Capitol Alert

Are your household items spying on you? One California lawmaker has an answer

My Friend Cayla doll interacts with children. German authorities last month recommended that parents destroy the dolls because of concerns that hackers can listen and talk to children playing with the doll.
My Friend Cayla doll interacts with children. German authorities last month recommended that parents destroy the dolls because of concerns that hackers can listen and talk to children playing with the doll. amazon.com

“My Friend Cayla” isn’t just a cheerful-faced toy that converses with children. Data security experts say the blond-haired “smart” doll presents an inviting target for hackers. Last month, German authorities advised parents to destroy Caylas in their home.

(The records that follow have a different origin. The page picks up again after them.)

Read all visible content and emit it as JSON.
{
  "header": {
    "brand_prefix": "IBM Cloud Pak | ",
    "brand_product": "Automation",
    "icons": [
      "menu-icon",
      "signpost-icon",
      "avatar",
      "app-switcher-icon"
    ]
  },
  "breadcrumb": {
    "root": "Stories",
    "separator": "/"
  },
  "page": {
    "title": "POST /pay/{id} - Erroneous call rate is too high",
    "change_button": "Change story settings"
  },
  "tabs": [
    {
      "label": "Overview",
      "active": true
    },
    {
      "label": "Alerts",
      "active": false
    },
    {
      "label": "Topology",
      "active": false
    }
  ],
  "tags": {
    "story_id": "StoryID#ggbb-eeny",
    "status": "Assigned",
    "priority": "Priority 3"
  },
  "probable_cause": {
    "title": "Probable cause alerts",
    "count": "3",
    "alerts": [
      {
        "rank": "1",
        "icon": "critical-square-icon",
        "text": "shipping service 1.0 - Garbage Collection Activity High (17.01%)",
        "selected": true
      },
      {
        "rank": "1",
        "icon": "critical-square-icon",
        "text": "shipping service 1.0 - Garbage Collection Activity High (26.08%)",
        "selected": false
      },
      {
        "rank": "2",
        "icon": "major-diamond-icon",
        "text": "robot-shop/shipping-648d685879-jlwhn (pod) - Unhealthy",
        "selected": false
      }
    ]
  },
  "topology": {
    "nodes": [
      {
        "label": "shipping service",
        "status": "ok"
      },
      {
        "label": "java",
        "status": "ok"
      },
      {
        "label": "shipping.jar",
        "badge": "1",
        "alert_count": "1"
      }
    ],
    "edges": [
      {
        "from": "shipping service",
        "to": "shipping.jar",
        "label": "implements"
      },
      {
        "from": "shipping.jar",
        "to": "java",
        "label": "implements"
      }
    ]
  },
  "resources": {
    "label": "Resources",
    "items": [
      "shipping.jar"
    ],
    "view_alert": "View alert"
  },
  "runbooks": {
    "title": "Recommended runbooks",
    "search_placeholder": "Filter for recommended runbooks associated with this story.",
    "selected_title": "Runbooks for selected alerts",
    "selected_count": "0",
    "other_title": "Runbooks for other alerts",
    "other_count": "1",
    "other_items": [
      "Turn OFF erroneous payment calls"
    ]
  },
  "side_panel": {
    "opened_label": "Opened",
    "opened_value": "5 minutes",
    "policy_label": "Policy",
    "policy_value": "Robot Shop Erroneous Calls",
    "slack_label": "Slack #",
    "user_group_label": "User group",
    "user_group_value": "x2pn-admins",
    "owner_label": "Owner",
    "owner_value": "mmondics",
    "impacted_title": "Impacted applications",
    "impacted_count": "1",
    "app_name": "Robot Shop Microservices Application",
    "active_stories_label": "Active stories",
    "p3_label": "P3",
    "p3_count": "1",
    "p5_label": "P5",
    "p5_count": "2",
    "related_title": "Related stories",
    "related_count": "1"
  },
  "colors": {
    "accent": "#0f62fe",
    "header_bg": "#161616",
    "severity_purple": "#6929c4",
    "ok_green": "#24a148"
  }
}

Cayla has a lot of company, though. With everything from home-security cameras to the Amazon Echo voice-controlled speaker linked to the web, critics say consumers are at risk of invasions of privacy and hacking. Thousands of hacked devices participated in last October’s Internet attack that deprived access to Twitter, SoundCloud and other sites.

Newly amended California legislation would require manufacturers to better secure products sold in the state, as well as require buyers’ consent before collecting any personal information. Senate Bill 327 also would require manufacturers to notify customers about security patches and other updates.

“Internet connected devices have gone so far beyond desktop computers,” state Sen. Hannah-Beth Jackson, D-Santa Barbara, the measure’s author, said Tuesday. “Consumers are not well-informed about how these devices use the Internet, what kind of information they collect, and where this information goes.”

Jackson called her bill the first of its kind on the issue, and expects it will initially be heard in the Senate Judiciary Committee, which she chairs. She expects companies that make the products “are not going to be real happy with this.”

“This technology is so far beyond what we understand. They’re getting away with these privacy violations now,” she said, adding, “I’m happy to sit at the table with them.”

The California Manufacturers and Technology Association has not taken a position on the bill. Other electronics industry trade groups were not immediately available for comment.